This is another 12factor style library. However, there are some differences from environ:

  1. env will let you declare that a config is required, and an exception will be thrown if it is not provided.
  2. You can specify a default value to be used if an environment variable is not available.
  3. env is also a push model, so there is more traceability about which config values are used where.
  4. env will pull from system properties in addition to the environment.
  5. If you set the root value of a config var, that new value will get pushed into a JVM system property and subsequent attempts to read the environment will see the new value.

We still have the following considerations:

  1. All environment values are strings.
  2. Assuming a value is available, it falls to application code to validate it, because env will not.

Additionally, remember that env works for both Clojure and ClojureScript, so that is a huge advantage.

Conclusion

We have taken a look at weavejester/environ, sonian/carica, and outpace/config, goog-define, and adzerk-oss/env. We have considered each along several dimensions: compile-time vs. run-time, configuration source (the environment, a file on the file system, a resource on the classpath, JVM system properties), push model vs. pull model, config loaded once vs. config that can change.

I believe the push model to be far superior to the pull model, because you have better traceability over which configs are used and where they are used. With a push model you can also enforce required configs, default values, and validation. Additionally, a push model can allow safe use of configuration in libraries (as we saw with outpace/config).

We did see a couple of libraries that allow you to change config values at run-time. If you are building a 99.9999% available service, then you will need change the configuration of a running application. However, be reasonable. If you’re not paying 100 full-time engineers to work on your service, then don’t try to be Google. I would strongly caution you to be explicit about which configs are set once and which can change. In your code you must carefully handle configs whose value may change out from under you, otherwise you will open yourself up to weird concurrency related bugs. Specifically, if you are going to read a config value more than once during the course of a single task, you should read it once at the beginning of the task and use that value instead of re-reading the config.
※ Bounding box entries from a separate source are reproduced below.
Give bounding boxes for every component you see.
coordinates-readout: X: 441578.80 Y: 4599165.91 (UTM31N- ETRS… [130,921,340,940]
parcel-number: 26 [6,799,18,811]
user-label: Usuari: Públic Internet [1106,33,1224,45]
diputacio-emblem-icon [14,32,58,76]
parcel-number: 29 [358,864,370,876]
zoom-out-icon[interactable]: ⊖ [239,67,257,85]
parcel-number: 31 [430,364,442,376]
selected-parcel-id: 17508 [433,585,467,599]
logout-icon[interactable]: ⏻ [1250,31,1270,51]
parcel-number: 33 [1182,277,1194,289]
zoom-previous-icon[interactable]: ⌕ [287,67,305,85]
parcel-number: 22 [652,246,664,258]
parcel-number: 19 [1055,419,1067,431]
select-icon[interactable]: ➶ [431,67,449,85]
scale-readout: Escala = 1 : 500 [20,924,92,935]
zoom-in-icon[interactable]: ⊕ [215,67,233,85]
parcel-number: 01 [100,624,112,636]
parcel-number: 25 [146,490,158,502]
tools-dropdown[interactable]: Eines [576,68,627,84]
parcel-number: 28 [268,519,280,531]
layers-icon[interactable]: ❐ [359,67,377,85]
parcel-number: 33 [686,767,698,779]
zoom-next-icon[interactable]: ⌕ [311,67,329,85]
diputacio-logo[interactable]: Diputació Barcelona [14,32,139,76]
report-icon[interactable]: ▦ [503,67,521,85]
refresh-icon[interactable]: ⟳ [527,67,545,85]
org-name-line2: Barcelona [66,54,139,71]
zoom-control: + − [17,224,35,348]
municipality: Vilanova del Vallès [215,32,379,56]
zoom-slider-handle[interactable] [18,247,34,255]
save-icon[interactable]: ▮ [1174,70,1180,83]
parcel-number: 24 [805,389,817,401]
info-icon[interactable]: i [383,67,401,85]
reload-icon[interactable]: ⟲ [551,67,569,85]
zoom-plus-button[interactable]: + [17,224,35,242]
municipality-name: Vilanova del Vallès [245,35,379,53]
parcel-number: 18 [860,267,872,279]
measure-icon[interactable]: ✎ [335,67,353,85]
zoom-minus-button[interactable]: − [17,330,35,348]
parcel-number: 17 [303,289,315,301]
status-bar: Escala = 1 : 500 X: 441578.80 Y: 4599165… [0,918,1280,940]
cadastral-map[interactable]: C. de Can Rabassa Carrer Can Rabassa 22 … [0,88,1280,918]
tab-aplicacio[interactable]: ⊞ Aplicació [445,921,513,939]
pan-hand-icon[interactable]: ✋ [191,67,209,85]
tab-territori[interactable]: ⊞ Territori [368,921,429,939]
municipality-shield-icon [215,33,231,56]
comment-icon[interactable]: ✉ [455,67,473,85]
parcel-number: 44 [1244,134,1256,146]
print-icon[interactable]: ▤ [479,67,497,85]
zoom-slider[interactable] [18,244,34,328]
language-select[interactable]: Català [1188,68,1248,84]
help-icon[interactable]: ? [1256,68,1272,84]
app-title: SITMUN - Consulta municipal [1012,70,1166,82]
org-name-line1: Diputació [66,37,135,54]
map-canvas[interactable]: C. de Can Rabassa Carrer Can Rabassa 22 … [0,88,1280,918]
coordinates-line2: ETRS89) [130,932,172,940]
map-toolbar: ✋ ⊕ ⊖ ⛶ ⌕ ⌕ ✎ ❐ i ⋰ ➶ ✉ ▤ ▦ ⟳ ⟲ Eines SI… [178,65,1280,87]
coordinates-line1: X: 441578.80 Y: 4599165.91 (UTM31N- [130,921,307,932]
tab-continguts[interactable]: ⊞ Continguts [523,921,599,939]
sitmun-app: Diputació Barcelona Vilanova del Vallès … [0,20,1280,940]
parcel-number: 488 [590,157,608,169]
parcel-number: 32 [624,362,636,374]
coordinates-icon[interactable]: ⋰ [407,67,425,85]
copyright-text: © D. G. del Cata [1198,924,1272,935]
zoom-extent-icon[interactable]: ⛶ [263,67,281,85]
Or you could just take the 5 minutes of downtime. :)

In the end which configuration library you choose will depend on your use case and philosophy. You may choose a library that I didn’t even talk about, or you may chose to use more than one library for different classes of configs, and that’s all right, because there is no one-size-fits-all config library.

Footnotes:

  1. ahahahaha! outpace/config defines the standards to which the other libraries must adhere! Classic Marketing Maneuver™